注意： 需预先安装Deno。安装指南：https://docs.deno.com/runtime/getting_started/installation/

from langchain_sandbox import PyodideSandboxTool
from langgraph.prebuilt import create_react_agent

# 创建支持网络访问的沙箱工具（用于软件包安装）
tool = PyodideSandboxTool(allow_net=True)

# 创建包含沙箱工具的ReAct智能体
agent = create_react_agent(llm, tools=[tool])

# 使用沙箱执行数学查询
result = await agent.ainvoke(
    {"messages": [{"role": "user", "content": "what's 5 + 7?"}]},
)

# 格式化并显示结果
format_messages(result['messages'])

┌────────────── user ───────────────┐
│ what's 5 + 7?                    │
└──────────────────────────────────┘

┌────────────── 📝 AI ──────────────┐
│ I can solve this by executing     │
│ Python code in the sandbox.       │
│                                  │
│ 🔧 Tool Call: pyodide_sandbox     │
│ Args: {                          │
│   "code": "print(5 + 7)"          │
│ }                                │
└──────────────────────────────────┘

┌────────────── 🔧 Tool Output ─────┐
│ 12                               │
└──────────────────────────────────┘

┌────────────── 📝 AI ──────────────┐
│ The answer is 12.                 │
└──────────────────────────────────┘

12. LangGraph中的状态隔离

智能体的运行时状态对象是隔离上下文的绝佳方式，其作用类似于沙箱机制。

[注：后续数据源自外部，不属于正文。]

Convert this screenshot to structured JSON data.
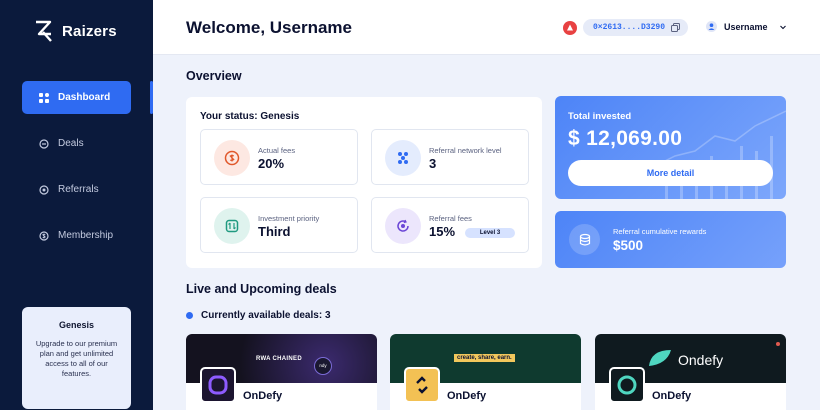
{
  "brand": {
    "name": "Raizers"
  },
  "sidebar": {
    "items": [
      {
        "label": "Dashboard",
        "icon": "grid-icon",
        "active": true
      },
      {
        "label": "Deals",
        "icon": "tag-icon",
        "active": false
      },
      {
        "label": "Referrals",
        "icon": "referral-icon",
        "active": false
      },
      {
        "label": "Membership",
        "icon": "dollar-coin-icon",
        "active": false
      }
    ],
    "promo": {
      "title": "Genesis",
      "text": "Upgrade to our premium plan and get unlimited access to all of our features."
    }
  },
  "header": {
    "welcome": "Welcome, Username",
    "wallet_address": "0×2613....D3290",
    "username": "Username"
  },
  "overview": {
    "title": "Overview",
    "status_title": "Your status: Genesis",
    "stats": [
      {
        "label": "Actual fees",
        "value": "20%",
        "icon": "fee-coin-icon"
      },
      {
        "label": "Referral network level",
        "value": "3",
        "icon": "network-icon"
      },
      {
        "label": "Investment priority",
        "value": "Third",
        "icon": "priority-icon"
      },
      {
        "label": "Referral fees",
        "value": "15%",
        "badge": "Level 3",
        "icon": "refresh-coin-icon"
      }
    ],
    "total_invested": {
      "label": "Total invested",
      "value": "$ 12,069.00",
      "button": "More detail"
    },
    "rewards": {
      "label": "Referral cumulative rewards",
      "value": "$500"
    }
  },
  "deals": {
    "title": "Live  and Upcoming deals",
    "available": "Currently available deals: 3",
    "items": [
      {
        "name": "OnDefy",
        "banner_text": "RWA CHAINED",
        "banner_sub": "ndy"
      },
      {
        "name": "OnDefy",
        "banner_text": "create, share, earn."
      },
      {
        "name": "OnDefy",
        "banner_text": "Ondefy"
      }
    ]
  },
  "colors": {
    "accent": "#2f6bf2",
    "sidebar": "#0b1a3c",
    "background": "#eef2fb"
  }
}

可通过模式设计此状态（如采用Pydantic模型），其中不同字段专用于存储上下文信息。

例如：某字段（如messages）每轮次均向大语言模型(LLM)展示，而其他字段存储的信息则保持隔离直至需要时调用。

LangGraph 围绕状态对象构建，允许您创建自定义状态模式并在智能体工作流中访问其字段。

例如，您可将工具调用结果存储于特定字段，使其在必要时才对大语言模型可见。您已在上述笔记中看到诸多相关示例。

13. 全面总结

让我们总结当前完成的工作：

• 我们使用 LangGraph 的 StateGraph 创建短期记忆 「暂存区」，并采用 InMemoryStore 实现长期记忆存储，使智能体具备信息存取能力。
• 我们演示了如何从智能体状态和长期记忆中精准提取相关信息。这包括运用检索增强生成（RAG）获取特定知识，以及通过 langgraph-bigtool 从多工具中精准选择。
• 为管理长对话及占用大量令牌的工具输出，我们实现了摘要生成机制。
• 我们演示了如何动态压缩RAG结果，以提升智能体效率并减少令牌使用量。
• 通过构建多智能体系统（由监督员将任务分派给专业子智能体）以及使用沙盒环境运行代码，我们实现了上下文隔离机制以避免混淆。